Photo courtesy of Ashley Narcisse

Narcisse, who spent the better part of a decade in banking, has moved on.

She started out in 2006 with World Savings Bank in Southern California. World Savings was bought by Wachovia, which later was acquired by Wells Fargo. Along the way, Narcisse worked as a teller and a personal banker. She says she quit in July 2013 because she was unhappy with the sales pressure.

“Anytime a customer needed something, i.e., address change, account research, etc., bankers are expected to cross sell other products during that interaction,” she writes in an email. “As bankers, we were trained to offer solutions during conversations with customers, but because of the high-pressure sales environment, bankers sounded like car salesmen.”

Because of the high-pressure sales environment, bankers sounded like car salesmen.

Now Narcisse and her family have moved to a suburb of Fort Worth, Texas, where she is a financial coach. She advises millennial clients with her company, Budget Brain Consulting. She is pursuing an Accredited Financial Counselor certification. AFC-certified counselors don’t sell financial products.

“I coach people on how to manage money the right way and teach them the skills needed to succeed financially,” Narcisse says. “I basically took my experience with bank customers and found real solutions for them. People don’t need more bank products, they need more skills on how to manage what they already have.”


‘This is not helping people’

Not every banker chafes at sales pressure or balks at the lack of emphasis on customer service. Michael A. Grego got out of banking because he had to spend too much time dealing with customers’ problems.

Before he worked as a personal banker for Associated Bank, in La Crosse, Wisconsin, Grego managed a rent-to-own appliance and furniture store. It was a high-stress, low-pay job. “I was looking to try something different in the sales field,” he says. After interviewing for the job at Associated Bank, he figured he had found what he was looking for: “It was supposed to be primarily a sales-based position.”

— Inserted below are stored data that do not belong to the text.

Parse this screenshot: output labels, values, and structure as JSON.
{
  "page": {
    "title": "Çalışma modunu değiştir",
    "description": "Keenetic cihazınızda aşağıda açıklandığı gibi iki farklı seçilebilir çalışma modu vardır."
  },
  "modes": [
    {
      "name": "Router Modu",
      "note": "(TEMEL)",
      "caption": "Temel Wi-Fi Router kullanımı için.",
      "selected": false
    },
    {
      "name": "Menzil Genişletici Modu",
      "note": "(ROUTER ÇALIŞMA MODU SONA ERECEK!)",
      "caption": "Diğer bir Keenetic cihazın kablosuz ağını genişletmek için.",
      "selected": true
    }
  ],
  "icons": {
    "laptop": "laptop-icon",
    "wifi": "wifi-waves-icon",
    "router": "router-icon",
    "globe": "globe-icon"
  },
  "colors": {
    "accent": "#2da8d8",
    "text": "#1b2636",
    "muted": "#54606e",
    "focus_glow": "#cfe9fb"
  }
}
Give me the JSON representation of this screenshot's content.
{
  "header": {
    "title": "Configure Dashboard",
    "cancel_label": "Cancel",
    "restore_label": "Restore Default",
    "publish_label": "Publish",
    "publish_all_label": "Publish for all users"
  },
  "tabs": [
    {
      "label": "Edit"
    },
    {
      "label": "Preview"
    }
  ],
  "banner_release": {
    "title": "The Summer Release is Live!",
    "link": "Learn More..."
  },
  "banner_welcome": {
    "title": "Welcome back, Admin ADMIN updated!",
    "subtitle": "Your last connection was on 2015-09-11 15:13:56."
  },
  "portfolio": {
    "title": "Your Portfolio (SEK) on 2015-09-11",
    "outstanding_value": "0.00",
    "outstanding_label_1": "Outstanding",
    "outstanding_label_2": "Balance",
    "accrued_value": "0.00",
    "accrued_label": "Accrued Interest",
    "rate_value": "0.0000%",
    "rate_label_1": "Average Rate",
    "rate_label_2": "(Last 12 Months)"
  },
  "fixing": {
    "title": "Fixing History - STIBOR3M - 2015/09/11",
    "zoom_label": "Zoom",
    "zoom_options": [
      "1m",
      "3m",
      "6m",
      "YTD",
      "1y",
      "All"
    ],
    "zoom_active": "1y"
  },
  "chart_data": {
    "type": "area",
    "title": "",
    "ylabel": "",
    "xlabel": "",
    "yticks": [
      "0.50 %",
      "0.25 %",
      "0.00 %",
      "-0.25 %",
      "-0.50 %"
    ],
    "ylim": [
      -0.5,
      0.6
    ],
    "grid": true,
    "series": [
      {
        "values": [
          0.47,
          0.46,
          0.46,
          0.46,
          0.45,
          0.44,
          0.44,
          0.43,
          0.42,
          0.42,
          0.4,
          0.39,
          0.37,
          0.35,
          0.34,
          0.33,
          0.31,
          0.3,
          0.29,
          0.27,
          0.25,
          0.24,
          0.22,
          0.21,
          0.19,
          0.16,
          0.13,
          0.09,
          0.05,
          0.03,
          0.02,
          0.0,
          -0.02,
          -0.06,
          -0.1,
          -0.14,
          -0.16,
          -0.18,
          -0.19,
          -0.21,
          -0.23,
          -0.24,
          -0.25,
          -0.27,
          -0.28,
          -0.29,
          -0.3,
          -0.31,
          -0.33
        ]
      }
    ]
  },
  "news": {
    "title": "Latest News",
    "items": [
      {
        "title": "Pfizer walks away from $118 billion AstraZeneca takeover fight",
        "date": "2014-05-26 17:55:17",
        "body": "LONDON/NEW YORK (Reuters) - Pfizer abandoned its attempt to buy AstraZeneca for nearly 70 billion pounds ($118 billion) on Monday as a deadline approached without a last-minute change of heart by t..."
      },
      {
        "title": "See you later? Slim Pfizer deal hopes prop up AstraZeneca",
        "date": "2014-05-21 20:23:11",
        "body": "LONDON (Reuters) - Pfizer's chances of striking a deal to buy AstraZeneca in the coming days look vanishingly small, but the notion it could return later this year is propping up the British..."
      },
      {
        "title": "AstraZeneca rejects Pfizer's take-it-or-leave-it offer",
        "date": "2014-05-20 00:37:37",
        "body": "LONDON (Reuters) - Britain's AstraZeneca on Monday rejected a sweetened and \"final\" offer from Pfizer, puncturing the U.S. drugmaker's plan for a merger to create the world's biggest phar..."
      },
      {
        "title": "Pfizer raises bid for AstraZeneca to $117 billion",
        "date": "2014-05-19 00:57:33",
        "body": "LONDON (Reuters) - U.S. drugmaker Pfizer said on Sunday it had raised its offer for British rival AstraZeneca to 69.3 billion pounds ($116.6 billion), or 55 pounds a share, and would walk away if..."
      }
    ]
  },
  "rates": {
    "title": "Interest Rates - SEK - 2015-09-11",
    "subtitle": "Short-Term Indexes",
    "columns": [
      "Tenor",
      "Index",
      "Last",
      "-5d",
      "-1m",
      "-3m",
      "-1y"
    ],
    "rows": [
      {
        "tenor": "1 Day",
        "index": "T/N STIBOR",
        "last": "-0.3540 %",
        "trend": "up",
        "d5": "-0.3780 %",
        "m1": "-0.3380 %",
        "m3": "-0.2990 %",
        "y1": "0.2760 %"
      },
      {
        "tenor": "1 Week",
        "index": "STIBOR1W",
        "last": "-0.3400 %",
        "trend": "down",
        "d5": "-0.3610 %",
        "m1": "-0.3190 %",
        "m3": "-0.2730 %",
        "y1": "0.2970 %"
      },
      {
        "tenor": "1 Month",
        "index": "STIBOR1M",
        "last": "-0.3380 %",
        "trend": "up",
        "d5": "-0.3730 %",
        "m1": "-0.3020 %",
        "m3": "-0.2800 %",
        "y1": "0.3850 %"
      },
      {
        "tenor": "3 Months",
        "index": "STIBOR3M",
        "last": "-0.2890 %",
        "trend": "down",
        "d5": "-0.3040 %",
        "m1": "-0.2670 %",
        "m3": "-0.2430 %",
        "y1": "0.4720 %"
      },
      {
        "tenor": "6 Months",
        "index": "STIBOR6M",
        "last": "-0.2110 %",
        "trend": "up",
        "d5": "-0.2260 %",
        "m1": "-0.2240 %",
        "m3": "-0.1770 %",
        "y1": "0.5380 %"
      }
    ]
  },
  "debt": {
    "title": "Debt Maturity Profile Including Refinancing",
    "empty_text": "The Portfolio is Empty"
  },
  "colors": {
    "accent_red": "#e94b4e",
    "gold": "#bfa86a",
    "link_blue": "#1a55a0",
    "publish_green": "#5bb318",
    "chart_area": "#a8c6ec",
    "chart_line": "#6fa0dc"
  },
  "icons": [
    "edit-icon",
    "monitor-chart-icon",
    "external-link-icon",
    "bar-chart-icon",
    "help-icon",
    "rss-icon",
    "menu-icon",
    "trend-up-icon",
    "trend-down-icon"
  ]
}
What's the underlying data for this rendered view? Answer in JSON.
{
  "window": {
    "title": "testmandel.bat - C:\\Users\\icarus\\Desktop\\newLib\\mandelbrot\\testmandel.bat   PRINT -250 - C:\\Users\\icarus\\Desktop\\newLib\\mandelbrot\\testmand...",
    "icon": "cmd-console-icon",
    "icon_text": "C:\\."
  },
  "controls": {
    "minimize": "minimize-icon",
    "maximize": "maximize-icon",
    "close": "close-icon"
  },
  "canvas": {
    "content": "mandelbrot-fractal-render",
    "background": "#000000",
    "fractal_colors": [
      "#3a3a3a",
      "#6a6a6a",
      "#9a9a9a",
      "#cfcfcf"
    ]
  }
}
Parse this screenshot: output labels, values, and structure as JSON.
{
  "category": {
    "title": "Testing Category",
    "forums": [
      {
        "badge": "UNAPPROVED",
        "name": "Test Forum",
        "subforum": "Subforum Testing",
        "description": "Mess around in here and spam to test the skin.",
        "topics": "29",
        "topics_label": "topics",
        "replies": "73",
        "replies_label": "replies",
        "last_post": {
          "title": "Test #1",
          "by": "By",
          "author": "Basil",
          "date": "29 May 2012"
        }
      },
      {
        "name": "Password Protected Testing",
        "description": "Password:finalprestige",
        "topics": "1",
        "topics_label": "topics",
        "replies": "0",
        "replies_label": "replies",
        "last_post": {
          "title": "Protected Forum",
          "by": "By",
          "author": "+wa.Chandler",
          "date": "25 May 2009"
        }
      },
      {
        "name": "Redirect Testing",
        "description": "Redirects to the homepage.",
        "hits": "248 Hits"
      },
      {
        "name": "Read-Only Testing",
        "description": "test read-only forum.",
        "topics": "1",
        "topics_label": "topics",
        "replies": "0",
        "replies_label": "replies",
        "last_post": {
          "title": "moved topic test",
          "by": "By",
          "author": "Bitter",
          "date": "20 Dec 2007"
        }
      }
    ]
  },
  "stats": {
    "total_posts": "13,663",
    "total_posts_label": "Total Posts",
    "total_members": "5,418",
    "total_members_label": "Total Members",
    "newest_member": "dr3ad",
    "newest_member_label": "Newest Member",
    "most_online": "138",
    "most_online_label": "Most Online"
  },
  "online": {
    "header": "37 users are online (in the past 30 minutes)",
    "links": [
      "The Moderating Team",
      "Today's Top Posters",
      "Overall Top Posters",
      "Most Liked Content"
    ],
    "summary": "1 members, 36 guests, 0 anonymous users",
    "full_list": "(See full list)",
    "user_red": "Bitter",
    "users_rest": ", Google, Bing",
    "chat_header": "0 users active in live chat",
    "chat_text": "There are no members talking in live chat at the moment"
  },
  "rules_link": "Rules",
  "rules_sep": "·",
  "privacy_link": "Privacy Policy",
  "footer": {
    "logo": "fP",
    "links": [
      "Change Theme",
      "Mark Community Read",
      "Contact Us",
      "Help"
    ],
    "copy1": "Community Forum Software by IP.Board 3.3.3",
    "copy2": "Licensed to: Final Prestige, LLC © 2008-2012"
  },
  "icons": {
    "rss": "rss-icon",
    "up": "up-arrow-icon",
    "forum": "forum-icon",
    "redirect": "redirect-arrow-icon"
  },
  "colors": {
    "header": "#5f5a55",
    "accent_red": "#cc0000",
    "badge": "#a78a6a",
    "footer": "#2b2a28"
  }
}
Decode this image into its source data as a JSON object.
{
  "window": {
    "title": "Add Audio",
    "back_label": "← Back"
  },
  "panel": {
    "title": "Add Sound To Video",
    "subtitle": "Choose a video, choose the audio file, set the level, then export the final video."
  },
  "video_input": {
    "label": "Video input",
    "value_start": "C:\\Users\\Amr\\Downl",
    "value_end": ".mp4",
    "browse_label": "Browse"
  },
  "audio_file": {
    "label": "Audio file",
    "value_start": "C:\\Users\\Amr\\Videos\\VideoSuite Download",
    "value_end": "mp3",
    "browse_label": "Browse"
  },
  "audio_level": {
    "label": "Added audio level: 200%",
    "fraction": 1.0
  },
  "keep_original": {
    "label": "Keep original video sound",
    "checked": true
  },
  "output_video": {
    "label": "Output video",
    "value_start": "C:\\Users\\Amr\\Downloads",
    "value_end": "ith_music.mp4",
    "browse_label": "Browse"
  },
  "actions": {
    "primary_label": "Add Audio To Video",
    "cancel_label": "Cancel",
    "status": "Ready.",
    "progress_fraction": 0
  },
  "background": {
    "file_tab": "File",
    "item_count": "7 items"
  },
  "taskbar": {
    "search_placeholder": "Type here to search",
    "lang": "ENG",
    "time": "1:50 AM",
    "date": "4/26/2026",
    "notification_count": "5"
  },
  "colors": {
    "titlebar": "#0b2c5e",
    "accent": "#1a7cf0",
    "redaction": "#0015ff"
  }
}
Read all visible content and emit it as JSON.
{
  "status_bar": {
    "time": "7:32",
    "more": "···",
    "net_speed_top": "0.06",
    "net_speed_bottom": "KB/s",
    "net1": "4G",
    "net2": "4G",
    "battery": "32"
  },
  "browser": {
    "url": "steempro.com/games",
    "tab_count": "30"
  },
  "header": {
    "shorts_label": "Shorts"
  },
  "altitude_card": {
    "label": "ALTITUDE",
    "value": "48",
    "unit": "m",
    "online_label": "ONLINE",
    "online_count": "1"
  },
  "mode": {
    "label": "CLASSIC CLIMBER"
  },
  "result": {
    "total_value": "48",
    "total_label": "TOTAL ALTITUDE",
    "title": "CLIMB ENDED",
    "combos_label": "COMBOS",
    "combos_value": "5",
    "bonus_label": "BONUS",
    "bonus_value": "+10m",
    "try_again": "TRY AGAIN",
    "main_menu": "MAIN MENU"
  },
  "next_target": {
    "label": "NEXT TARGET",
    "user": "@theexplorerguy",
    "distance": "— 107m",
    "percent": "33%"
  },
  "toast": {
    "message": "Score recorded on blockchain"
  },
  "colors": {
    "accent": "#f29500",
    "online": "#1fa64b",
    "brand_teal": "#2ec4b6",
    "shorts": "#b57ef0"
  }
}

Grego liked schmoozing with customers to find out what types of accounts he could sell them. But customer-service issues interfered with sales. Clients complained about high fees. “We gotta be selling, selling, selling — but at the same time, we’re not getting anyone into the door because they’re upset at us,” Grego says. “I got to the point where I thought, ‘This is not helping people, and this is not the sales job that I was promised.'”

I got to the point where I thought, ‘This is not helping people.’

An Associated Bank spokeswoman says, “Associated Bank insists on the highest levels of integrity in everything we do, every time. From the products we offer, to the way we train and incentivize our employees, to how we work as a team — we have one goal: to provide our customers with a superior banking experience that meets their needs and exceeds their expectations.”

Grego quit in October 2009, after 10 months on the job. He went into sales and marketing for an arena football team, and later for an assisted living facility, where he works now.

Grego thinks of sales as creating business, and customer service as saving business. At the assisted living facility, he creates business.

“I don’t have to save any business these days, so that’s good.”